In Civ3, I haven't seen any indication that India is aggressive; the bug in Civ1 is not present in Civ3, or at least I haven't seen any evidence of it in 20 years.
Based on the gamerant.com excerpt, I think Sid is just being coy about how the bug works, if anything trying to perpetuate the legend - "it's almost fun to keep mysterious." The traditional mathematical underflow explanation makes a lot of sense, and is consistent with his statement that "the negative stat is not true". They way it would work is that the aggression is an 8-bit unsigned integer, with possible values from 0 through 255 (inclusive). The aggression levels were likely either 0-4 or 1-5 by default, and in various places in the code there were checks of aggression, such as:
Code:
if (civ.aggression > 3)
build nuke
end if
Or
Code:
chanceOfBuildingNuke = 2 * civ.aggression
chanceOfDeclaringWar = 3 * civ.aggression
These would be straightforward ways to make an aggressive civ be more likely to declare war or build a nuke, and to have a minimum aggression level required for building nukes.
If there were modifiers that lowered aggression levels based on player actions or other happenings in the game, the original 0-4 or 1-5 range could be exceeded. Let's say you refused a tribute demand from a civ with aggression 5, maybe that bumps their aggression up to 6 and makes them more likely to declare war.

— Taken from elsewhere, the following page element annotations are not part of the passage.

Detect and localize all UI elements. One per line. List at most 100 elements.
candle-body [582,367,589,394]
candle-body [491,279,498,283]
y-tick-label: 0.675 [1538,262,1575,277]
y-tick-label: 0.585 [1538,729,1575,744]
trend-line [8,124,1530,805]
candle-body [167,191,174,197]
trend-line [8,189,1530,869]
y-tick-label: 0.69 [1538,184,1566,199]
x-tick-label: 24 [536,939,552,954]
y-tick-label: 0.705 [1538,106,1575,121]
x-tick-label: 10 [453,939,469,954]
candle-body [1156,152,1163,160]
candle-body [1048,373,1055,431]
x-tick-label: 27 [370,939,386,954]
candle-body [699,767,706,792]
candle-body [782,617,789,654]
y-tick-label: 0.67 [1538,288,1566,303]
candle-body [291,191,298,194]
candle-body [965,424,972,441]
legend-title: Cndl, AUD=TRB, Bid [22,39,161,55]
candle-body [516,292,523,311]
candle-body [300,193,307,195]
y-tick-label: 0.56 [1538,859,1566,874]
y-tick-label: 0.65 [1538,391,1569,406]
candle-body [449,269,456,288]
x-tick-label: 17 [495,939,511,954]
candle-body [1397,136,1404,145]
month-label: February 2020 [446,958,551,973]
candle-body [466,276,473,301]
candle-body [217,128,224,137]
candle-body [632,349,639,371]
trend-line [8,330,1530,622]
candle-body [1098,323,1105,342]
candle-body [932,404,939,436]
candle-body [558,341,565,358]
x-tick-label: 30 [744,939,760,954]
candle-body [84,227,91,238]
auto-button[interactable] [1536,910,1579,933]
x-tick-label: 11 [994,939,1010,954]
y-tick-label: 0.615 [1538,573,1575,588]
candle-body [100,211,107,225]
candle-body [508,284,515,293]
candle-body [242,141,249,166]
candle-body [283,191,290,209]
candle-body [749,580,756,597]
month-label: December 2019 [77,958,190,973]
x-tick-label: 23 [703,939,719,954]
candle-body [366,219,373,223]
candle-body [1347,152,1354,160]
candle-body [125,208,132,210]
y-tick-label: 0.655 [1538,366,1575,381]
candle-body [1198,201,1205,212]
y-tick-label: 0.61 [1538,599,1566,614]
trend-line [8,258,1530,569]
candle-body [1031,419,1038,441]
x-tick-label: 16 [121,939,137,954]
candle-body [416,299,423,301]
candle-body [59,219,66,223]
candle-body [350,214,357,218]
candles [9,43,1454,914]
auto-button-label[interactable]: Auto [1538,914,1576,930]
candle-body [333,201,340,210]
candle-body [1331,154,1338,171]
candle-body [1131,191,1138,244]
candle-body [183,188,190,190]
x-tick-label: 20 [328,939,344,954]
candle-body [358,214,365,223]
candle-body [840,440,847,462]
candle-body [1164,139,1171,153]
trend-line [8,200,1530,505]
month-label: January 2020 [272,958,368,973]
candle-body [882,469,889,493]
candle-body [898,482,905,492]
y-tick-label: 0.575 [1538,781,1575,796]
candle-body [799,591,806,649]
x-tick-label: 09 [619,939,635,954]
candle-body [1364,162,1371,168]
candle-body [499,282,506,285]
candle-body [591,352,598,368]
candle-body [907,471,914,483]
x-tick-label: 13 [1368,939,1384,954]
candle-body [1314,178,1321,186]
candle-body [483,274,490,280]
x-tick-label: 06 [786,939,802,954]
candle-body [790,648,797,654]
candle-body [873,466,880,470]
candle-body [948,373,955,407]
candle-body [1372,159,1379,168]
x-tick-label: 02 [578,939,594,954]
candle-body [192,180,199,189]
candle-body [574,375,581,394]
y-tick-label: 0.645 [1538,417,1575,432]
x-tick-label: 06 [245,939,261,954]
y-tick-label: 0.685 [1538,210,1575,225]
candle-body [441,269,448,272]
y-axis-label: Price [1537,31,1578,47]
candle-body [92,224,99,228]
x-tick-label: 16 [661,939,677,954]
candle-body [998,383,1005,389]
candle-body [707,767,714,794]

Conversely, if Gandhi was the lowest-aggression civ with a rating of 0 on a 0-4 scale, and making peace causes aggression to (perhaps temporarily) drop by 2, then his aggression would go to -2, but because the value can only be in the range 0-255, underflow happens, and his aggression gets set to 254.
At this point he would be above any threshold for building nukes, and if there were blocks like the second code block above where aggression is a multiplier on certain actions, his likelihood of taking those actions would be off the charts.

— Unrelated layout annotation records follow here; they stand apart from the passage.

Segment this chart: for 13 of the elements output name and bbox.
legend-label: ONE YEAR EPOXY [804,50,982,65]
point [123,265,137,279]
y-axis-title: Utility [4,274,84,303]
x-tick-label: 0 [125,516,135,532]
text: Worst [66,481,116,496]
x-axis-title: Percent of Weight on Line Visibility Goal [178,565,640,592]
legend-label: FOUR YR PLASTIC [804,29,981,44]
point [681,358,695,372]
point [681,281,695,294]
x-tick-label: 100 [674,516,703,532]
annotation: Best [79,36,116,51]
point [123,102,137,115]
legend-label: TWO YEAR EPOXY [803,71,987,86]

The negative stat is indeed not true, the bug is because the stat is a much higher positive value than anyone ever anticipated.

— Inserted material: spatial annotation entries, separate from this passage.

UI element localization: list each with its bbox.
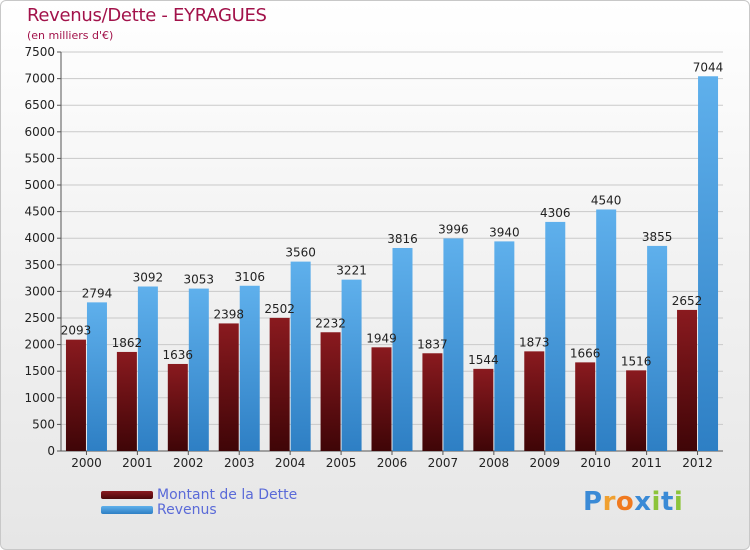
y-tick-label: 6000 bbox=[24, 125, 55, 139]
bar-debt bbox=[65, 339, 86, 451]
x-tick-label: 2002 bbox=[173, 456, 204, 470]
data-label-revenus: 3816 bbox=[387, 232, 418, 246]
bar-revenus bbox=[443, 238, 464, 451]
bar-revenus bbox=[647, 245, 668, 451]
bar-debt bbox=[371, 347, 392, 451]
proxiti-logo: Proxiti bbox=[583, 487, 683, 517]
logo-letter: x bbox=[634, 487, 652, 517]
x-tick-label: 2009 bbox=[529, 456, 560, 470]
bar-revenus bbox=[341, 279, 362, 451]
data-label-revenus: 2794 bbox=[82, 286, 113, 300]
data-label-debt: 1862 bbox=[112, 336, 143, 350]
logo-letter: i bbox=[651, 487, 661, 517]
data-label-revenus: 4540 bbox=[591, 193, 622, 207]
data-label-debt: 1873 bbox=[519, 335, 550, 349]
bar-debt bbox=[626, 370, 647, 451]
data-label-revenus: 3996 bbox=[438, 222, 469, 236]
data-label-revenus: 7044 bbox=[693, 60, 724, 74]
data-label-revenus: 3560 bbox=[285, 246, 316, 260]
y-tick-label: 500 bbox=[32, 417, 55, 431]
bar-revenus bbox=[188, 288, 209, 451]
x-tick-label: 2010 bbox=[580, 456, 611, 470]
x-tick-label: 2000 bbox=[71, 456, 102, 470]
data-label-debt: 2093 bbox=[61, 324, 92, 338]
chart-subtitle: (en milliers d'€) bbox=[27, 29, 114, 42]
bar-revenus bbox=[545, 221, 566, 451]
data-label-debt: 1837 bbox=[417, 337, 448, 351]
legend-label-debt: Montant de la Dette bbox=[157, 487, 298, 503]
data-label-debt: 1666 bbox=[570, 346, 601, 360]
legend-item-revenus: Revenus bbox=[101, 502, 217, 518]
bar-debt bbox=[422, 353, 443, 451]
data-label-debt: 1544 bbox=[468, 353, 499, 367]
y-tick-label: 7500 bbox=[24, 45, 55, 59]
logo-letter: i bbox=[673, 487, 684, 517]
data-label-revenus: 3092 bbox=[133, 271, 164, 285]
y-tick-label: 7000 bbox=[24, 72, 55, 86]
logo-letter: o bbox=[615, 487, 635, 517]
y-tick-label: 2000 bbox=[24, 338, 55, 352]
data-label-debt: 2232 bbox=[315, 316, 346, 330]
x-tick-label: 2011 bbox=[631, 456, 662, 470]
bar-revenus bbox=[596, 209, 617, 451]
bar-debt bbox=[677, 309, 698, 451]
data-label-revenus: 3855 bbox=[642, 230, 673, 244]
bar-debt bbox=[116, 351, 137, 451]
logo-letter: P bbox=[583, 487, 603, 517]
x-tick-label: 2007 bbox=[428, 456, 459, 470]
y-tick-label: 3500 bbox=[24, 258, 55, 272]
data-label-revenus: 3940 bbox=[489, 225, 520, 239]
y-tick-label: 0 bbox=[47, 444, 55, 458]
data-label-debt: 1636 bbox=[163, 348, 194, 362]
legend-label-revenus: Revenus bbox=[157, 502, 217, 518]
y-tick-label: 6500 bbox=[24, 98, 55, 112]
bar-revenus bbox=[698, 76, 719, 451]
x-tick-label: 2012 bbox=[682, 456, 713, 470]
bar-revenus bbox=[494, 241, 515, 451]
bar-debt bbox=[524, 351, 545, 451]
bar-debt bbox=[320, 332, 341, 451]
legend-item-debt: Montant de la Dette bbox=[101, 487, 297, 503]
y-tick-label: 1000 bbox=[24, 391, 55, 405]
x-tick-label: 2006 bbox=[377, 456, 408, 470]
data-label-debt: 2502 bbox=[264, 302, 295, 316]
y-tick-label: 3000 bbox=[24, 284, 55, 298]
bar-revenus bbox=[290, 261, 311, 451]
y-tick-label: 1500 bbox=[24, 364, 55, 378]
x-tick-label: 2008 bbox=[479, 456, 510, 470]
bar-debt bbox=[218, 323, 239, 451]
x-tick-label: 2003 bbox=[224, 456, 255, 470]
y-tick-label: 4500 bbox=[24, 205, 55, 219]
bar-debt bbox=[269, 317, 290, 451]
y-tick-label: 5000 bbox=[24, 178, 55, 192]
data-label-debt: 1516 bbox=[621, 354, 652, 368]
data-label-debt: 2652 bbox=[672, 294, 703, 308]
y-tick-label: 4000 bbox=[24, 231, 55, 245]
data-label-debt: 1949 bbox=[366, 331, 397, 345]
bar-revenus bbox=[239, 285, 260, 451]
bar-revenus bbox=[137, 286, 158, 451]
bar-debt bbox=[473, 368, 494, 451]
data-label-revenus: 3053 bbox=[184, 273, 215, 287]
data-label-revenus: 3106 bbox=[234, 270, 265, 284]
logo-letter: t bbox=[660, 487, 674, 517]
legend-swatch-revenus bbox=[101, 506, 153, 514]
y-tick-label: 5500 bbox=[24, 151, 55, 165]
bar-revenus bbox=[392, 247, 413, 451]
x-tick-label: 2004 bbox=[275, 456, 306, 470]
data-label-debt: 2398 bbox=[213, 307, 244, 321]
logo-letter: r bbox=[602, 487, 616, 517]
data-label-revenus: 4306 bbox=[540, 206, 571, 220]
legend-swatch-debt bbox=[101, 491, 153, 499]
data-label-revenus: 3221 bbox=[336, 264, 367, 278]
chart-title: Revenus/Dette - EYRAGUES bbox=[27, 5, 267, 26]
x-tick-label: 2001 bbox=[122, 456, 153, 470]
bar-debt bbox=[167, 363, 188, 451]
y-tick-label: 2500 bbox=[24, 311, 55, 325]
x-tick-label: 2005 bbox=[326, 456, 357, 470]
bar-debt bbox=[575, 362, 596, 451]
bar-revenus bbox=[86, 302, 107, 451]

This is also the sort of bug that would be easy to create as a programmer. The people writing the code that uses aggression to impact AI behavior assume it's in a 0-4 or 1-5 range, and the people writing the code that modifies the aggression forget that it's a signed byte and not an unsigned one (which allows negatives). What's more surprising is that it wasn't caught in QA testing, but it may have been a last-minute change, and it might take a few games to notice the change, especially since it doesn't mean Gandhi conquers the world every time, he might wind up being conquered himself far more often.
Sid noticeably didn't put forward any alternative explanation, so by Occam's razor I'm going to say most likely the traditional explanation is correct, and it's just a good way to keep people talking about it to claim that isn't the case and cite a minor technical oversight (the existence of negative values) in some explanations of it.